AGCOM stated that the directive was its response to “the growing concern linked to the digital practices of young and very young people.”
AGCOM Commissioner Massimiliano Capitanio told Italian media that the measure is “a testing ground to verify the real desire of adults to take an active part in the digital education of their children.”
Adult content categorized for filtering includes all “websites for an adult audience, showing full or partial nudity in a pornographic sexual context, sexual accessories, sexually oriented activities, and sites that support the online purchase of such goods and services.”
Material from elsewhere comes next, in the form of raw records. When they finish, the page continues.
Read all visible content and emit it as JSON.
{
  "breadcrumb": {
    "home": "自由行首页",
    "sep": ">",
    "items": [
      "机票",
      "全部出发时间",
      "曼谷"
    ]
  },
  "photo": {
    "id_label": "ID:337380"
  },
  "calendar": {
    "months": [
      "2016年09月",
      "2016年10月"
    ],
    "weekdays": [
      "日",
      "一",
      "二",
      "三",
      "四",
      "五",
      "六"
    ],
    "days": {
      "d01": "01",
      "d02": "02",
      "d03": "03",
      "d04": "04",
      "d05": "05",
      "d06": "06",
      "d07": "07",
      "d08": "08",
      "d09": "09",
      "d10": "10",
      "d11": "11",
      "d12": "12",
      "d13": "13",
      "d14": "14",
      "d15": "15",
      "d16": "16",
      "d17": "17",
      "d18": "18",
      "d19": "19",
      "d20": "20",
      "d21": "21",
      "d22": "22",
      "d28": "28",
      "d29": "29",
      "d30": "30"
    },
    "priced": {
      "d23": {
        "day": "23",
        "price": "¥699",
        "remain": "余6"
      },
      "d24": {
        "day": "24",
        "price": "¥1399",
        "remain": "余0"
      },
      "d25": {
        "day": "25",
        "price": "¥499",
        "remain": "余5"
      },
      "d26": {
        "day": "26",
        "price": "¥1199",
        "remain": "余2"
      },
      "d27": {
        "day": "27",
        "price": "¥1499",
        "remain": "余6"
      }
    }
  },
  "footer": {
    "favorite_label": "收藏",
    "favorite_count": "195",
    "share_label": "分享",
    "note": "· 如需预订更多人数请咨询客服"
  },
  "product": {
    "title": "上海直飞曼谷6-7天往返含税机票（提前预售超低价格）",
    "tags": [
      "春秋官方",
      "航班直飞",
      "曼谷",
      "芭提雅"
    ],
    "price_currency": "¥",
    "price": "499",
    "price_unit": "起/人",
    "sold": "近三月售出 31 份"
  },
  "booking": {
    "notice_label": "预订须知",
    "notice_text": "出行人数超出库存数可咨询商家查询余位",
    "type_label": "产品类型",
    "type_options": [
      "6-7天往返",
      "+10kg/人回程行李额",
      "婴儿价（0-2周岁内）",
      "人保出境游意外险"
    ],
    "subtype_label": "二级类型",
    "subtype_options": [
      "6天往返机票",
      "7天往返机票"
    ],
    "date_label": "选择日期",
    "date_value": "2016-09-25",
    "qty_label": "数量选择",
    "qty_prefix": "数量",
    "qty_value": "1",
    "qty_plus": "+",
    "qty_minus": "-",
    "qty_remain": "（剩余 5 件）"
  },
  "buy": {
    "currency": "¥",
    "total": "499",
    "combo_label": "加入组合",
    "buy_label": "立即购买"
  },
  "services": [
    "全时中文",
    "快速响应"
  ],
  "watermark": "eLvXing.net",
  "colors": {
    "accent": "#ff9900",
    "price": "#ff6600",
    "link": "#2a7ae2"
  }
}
Besides adult content, other material designated for filtering includes sites related to gambling, weapons sales, violence, self-injury or suicide; sites that display scenes of gratuitous, sustained or brutal violence; and sites promoting hatred or intolerance toward any individual or group, or promoting practices that can damage health, like anorexia or bulimia, or the use of drugs, alcohol or tobacco.
Another blocked category is sites that provide tools and methods to make online activity untraceable, including VPNs.
One peculiar specification is that the filters should block, by default, sites that “promote or offer methods, instructional means, or other resources for influencing real events through the use of spells, curses, magical powers or supernatural beings.”
The telecoms are instructed to make these filters available to customers free of charge.
According to news reports, some telecom operators such as Kena, have. Mobile and WindTre have already started promoting the service to consumers.
If a SIM card is registered to an adult, the filter will not be installed by default. However, parents can activate it free of charge by sending a request to the provider.
Christian Network Europe is celebrating the measure, which it contends will result in “Italian minors no longer being able to encounter pornography on their smartphones.”